Drop those three in a directory, then:

sudo ./install.sh
journalctl -fu strix-fan-daemon      # watch it work

The real bug was man all along

Here’s the part I’d want past-Damen to read. Every one of these three deaths already had a fix written down - ryzenadj after the first, fan-pinning and then a whole bench wrapper after the second. What kept failing was process: a fix you have to remember to apply is a fix that eventually doesn’t get applied.

So now, the protection runs as a service the box starts itself - watching temperature continuously rather than waiting on me!

The usual caveats

Fans only - this does not cover the burst-spike death. The very first thermal crash wasn’t a slow cook; it was a 165W CPU+GPU transient that tripped a hard shutdown faster than any fan can respond. Fans can’t save you from that - only a power cap can. This daemon is deliberately fans-only, so for burst protection you still want the ryzenadj cap from the first post. What it fixes is the sustained-load death (the one that ate the 262K bench), which is the one that actually keeps happening to me.
It’s reactive. The curve engages as Tctl climbs past 75, so there’s a brief warm-up transient at the start of a heavy load before the fans spin up - unlike pinning them by hand before you start.

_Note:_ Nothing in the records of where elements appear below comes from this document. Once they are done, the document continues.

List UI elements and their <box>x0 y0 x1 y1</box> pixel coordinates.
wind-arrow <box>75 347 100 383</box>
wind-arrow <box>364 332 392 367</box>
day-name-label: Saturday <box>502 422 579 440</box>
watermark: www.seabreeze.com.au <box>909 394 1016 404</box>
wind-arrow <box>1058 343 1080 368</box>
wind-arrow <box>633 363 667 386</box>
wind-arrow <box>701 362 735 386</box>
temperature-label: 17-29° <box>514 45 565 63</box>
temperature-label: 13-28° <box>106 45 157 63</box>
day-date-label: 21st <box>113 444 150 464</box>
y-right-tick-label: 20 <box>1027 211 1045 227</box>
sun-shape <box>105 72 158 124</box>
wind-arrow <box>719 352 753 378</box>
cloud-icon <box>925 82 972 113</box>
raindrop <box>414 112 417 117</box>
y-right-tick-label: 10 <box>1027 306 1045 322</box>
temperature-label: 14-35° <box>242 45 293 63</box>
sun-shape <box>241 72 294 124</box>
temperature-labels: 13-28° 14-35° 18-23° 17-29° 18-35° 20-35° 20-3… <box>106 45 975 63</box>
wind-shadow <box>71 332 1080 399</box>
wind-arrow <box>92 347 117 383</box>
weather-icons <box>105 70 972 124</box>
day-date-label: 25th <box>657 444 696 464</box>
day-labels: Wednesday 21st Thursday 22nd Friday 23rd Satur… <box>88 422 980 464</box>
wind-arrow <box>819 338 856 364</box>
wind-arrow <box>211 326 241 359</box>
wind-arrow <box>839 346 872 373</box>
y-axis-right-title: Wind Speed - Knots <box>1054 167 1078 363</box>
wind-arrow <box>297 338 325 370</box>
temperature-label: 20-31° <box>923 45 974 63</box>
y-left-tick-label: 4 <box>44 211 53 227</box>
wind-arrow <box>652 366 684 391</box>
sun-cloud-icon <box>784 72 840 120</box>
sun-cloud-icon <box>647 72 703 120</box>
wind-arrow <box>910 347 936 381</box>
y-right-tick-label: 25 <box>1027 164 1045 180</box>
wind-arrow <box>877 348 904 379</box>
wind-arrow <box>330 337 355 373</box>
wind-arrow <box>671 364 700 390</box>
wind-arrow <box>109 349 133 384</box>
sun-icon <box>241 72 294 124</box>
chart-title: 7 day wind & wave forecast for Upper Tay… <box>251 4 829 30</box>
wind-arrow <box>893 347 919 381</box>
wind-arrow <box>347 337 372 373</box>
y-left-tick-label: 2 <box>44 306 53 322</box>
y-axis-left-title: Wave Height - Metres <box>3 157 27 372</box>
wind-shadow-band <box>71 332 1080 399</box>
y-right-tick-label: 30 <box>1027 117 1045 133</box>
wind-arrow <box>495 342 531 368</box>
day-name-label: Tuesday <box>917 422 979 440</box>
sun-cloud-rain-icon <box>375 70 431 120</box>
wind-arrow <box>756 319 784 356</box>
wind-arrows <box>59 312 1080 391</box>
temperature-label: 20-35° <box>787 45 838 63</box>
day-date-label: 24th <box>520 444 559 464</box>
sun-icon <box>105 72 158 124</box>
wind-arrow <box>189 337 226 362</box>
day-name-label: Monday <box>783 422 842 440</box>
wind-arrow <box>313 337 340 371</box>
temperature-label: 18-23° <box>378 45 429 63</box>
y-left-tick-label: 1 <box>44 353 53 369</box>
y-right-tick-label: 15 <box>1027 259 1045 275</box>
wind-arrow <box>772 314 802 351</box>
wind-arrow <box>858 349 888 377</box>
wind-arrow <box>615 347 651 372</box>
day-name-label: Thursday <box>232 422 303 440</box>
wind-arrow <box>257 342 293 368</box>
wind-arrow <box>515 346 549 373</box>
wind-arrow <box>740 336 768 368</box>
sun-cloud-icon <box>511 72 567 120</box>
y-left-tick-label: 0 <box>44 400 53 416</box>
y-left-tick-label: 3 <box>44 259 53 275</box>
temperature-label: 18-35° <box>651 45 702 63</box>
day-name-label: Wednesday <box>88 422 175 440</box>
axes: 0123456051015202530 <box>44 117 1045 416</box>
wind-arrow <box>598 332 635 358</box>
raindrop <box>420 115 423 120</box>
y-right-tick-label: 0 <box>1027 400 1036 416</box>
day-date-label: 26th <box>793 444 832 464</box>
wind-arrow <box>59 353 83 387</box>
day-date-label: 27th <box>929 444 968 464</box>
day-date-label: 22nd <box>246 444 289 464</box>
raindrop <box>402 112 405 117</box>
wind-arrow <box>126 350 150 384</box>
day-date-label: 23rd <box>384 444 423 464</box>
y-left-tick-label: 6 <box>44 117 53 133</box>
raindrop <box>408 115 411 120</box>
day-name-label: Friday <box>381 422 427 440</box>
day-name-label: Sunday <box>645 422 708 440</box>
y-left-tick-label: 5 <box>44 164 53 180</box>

Fine for sustained benchmarks; if you wanted to close that gap you’d add a load-aware floor on top of the curve.
One box, one EC. All of this is specific to the ec_su_axb35 driver on this particular miniPC. The shape of the solution generalizes; the sysfs paths and fan levels may not.

General neat learnings

If your fans have no hwmon PWM, the standard tooling won’t help - find the vendor EC’s sysfs and drive it yourself. It’s less work than it sounds: this whole daemon is one poll loop and four config values.
Watch the temperature that kills the box, not the convenient one. Tctl, not the EC’s polite low-reading sensor.

The least reliable component in this miniPC was always the human holding the SSH session. It’s a hundred lines of bash’s job now, and bash doesn’t forget to turn the fans on.